The following message was sent to the Middlebury community by Vice President of Academic Affairs Sujata Moorti.
Dear Middlebury Community,
I write to share the sad news that Megan Battey, a longtime staff member and alumna from the Class of 1979, died on September 25 at her home in Middlebury.
In her more than three decades of service to Middlebury, Megan made a lasting impact on the learning and scholarship of countless students and faculty. Shortly after her graduation from Middlebury, Megan began working as registrar and assistant to the director of the Johnson Gallery, while also serving as curator of the Art Department’s slide collection. In 2000 she became visual resources coordinator for the History of Art and Architecture Department, a position she held until her retirement in 2016.
Associate Dean of the Arts and Professor of History of Art and Architecture Pieter Broucke noted that Megan held this position at a time of major growth for the department. “During Megan’s tenure as curator, the image collection grew considerably and became a fully professional operation in terms of keeping track of the images’ metadata. She also oversaw the transition from analog slides to digital projection and assisted the faculty in doing so. Once the transition happened, she became the on-campus specialist for some of the image databases and accompanying software.”
On Megan’s watch, the slide room—officially called the Visual Resource Center—was used by various departments and programs, including history of art and architecture, classics, American studies, and studio art. Faculty from all over campus used the space and interacted with each other over images. The Visual Resources Collection that Megan oversaw supported faculty teaching and publications as well as student research.
“For decades Megan was the indispensable hub around which an active department grew and evolved,” shared Glenn Andres, professor emeritus of history of art and architecture. “Beginning as a student slide assistant, she stayed to build a slide collection to serve not only her departmental colleagues but also the summer schools and the broader college community. Pursuing professional development, she networked importantly with her regional counterparts, piloted Middlebury’s model entry into the Getty ArtStor project, and cajoled and facilitated the departmental transition into the era of digital visual resources.
“Ever reliable, cheerful, and caring, she trained and managed a dedicated group of student assistants, tracked down missing slides, troubleshot recalcitrant equipment, administered makeup exams, and smoothed ruffled feathers. Beyond her visual world, she loved poetry and dance, served as makeup artist to generations of Middlebury Community Players, delighted in her friends, and reveled in a string of idiosyncratic cats. She supported and enriched the lives around her.”
According to friend and former colleague Dana Barrow, “Megan’s work required a fluency in the arts as well as technology. She was so modest about her many abilities that it might be easy to overlook everything she brought to her role, including a deep knowledge of art, facility with foreign languages, a flair for photography, meticulous organization, and the endless patience needed to learn the details of copyright law, metadata standards, and markup languages. She used her unfailing patience and kindness when assisting faculty with new digital teaching tools and training the library’s many student workers.”

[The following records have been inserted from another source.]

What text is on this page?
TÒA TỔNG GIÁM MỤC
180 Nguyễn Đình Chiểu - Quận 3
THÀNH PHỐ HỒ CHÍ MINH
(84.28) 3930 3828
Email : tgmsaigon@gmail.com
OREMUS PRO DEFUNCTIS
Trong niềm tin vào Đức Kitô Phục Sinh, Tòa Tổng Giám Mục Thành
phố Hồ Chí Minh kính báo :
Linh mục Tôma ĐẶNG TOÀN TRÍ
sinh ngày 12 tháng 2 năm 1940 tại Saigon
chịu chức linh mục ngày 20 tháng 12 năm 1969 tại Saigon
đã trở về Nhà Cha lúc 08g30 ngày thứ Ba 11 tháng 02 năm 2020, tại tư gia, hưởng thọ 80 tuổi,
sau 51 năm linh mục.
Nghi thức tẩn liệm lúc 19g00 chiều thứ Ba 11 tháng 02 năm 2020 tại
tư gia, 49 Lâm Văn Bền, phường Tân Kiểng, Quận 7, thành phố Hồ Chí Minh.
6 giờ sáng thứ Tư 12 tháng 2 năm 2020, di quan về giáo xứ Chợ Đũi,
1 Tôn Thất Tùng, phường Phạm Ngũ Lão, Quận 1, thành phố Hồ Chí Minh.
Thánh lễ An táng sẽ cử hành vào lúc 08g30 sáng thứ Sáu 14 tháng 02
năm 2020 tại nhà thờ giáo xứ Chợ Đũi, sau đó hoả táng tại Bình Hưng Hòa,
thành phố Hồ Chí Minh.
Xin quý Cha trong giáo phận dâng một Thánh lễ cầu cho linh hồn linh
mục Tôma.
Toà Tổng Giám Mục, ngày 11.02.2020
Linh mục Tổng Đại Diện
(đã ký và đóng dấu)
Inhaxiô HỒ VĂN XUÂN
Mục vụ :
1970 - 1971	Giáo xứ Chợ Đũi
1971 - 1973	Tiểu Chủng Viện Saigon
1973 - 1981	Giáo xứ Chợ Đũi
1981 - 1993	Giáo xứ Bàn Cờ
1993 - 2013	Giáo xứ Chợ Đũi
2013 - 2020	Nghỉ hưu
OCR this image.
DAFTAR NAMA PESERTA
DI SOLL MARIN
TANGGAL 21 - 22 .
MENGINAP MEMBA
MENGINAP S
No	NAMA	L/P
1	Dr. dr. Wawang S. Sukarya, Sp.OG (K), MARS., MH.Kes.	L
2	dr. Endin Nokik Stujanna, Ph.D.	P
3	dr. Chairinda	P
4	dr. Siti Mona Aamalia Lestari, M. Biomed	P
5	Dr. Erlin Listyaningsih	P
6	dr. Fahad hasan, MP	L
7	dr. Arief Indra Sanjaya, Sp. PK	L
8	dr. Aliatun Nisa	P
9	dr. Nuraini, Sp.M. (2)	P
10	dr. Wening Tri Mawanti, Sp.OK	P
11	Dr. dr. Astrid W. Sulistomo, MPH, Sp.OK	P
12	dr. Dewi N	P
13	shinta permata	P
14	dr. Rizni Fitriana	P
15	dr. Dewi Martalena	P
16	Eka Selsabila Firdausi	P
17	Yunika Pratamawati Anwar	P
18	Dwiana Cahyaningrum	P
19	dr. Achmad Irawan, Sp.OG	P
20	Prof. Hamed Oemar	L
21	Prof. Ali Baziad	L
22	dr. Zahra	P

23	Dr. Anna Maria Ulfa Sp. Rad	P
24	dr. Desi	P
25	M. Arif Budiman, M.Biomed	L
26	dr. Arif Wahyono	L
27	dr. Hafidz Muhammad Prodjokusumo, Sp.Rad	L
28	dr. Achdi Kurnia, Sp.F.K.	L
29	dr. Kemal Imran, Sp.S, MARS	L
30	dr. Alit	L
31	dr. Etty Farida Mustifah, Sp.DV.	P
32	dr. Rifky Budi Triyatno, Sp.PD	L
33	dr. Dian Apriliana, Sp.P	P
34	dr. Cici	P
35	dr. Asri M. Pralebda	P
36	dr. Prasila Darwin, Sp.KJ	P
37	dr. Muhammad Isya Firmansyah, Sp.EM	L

Kirsten Hoving, Charles A. Dana Professor Emerita of History of Art and Architecture, said Megan’s blend of expertise, humor, and kindness added a distinctive warmth to the department. “Megan loved art, and she shared that passion with all of us who worked alongside her. Although she was a consummate professional, making sure our needs for visual imagery were always met, she kept us from taking ourselves too seriously with jokes, stories, and holiday costumes for ‘Jane,’ a marble sculpture that welcomed us to the slide library. Megan was the first person I met on my very first day on the job in 1983, and she remained my closest friend even after I retired and moved to the sunny South. She was deeply loved by her department colleagues, students who worked with her, as well as her many, many friends in the community and around the world.”
Megan grew up in Maryland and graduated from Bethesda-Chevy Chase High School, the daughter of Bryan and Jean (Anderson) Battey, of Chevy Chase. At Middlebury, she majored in studio art and Italian, graduating cum laude with honors in art. She attended the Middlebury Italian Language School.
A trained archaeologist, Megan worked on projects throughout New England and abroad. She volunteered at Homeward Bound, Addison County’s Humane Society, and with Addison Allies, helping Mexican dairy farm workers. As a certified Master Gardener, she served on the board of the Middlebury Community Garden since 2014, and volunteered at Helen Porter Nursing and Rehab, maintaining garden beds for the residents. She was married to the late George Todd, a Middlebury faculty member from New Haven, Vermont, from 1992 until 2019.
“She was an exceptionally lovely person with many friends and many talents,” said Dana Barrow, who worked with Megan in the Visual Resources Center for 10 years starting in 1999. “She loved travel, art, archaeology, and the performing arts. Her constancy, thoughtfulness, and generosity make the idea that she is no longer with us all the harder to accept.”
Megan is survived by her siblings, David Battey, of Washington, D.C.; Laura Battey, of Sonoma, California; and Robert Battey, of Alexandria, Virginia. Details for a memorial service will be announced at a later time.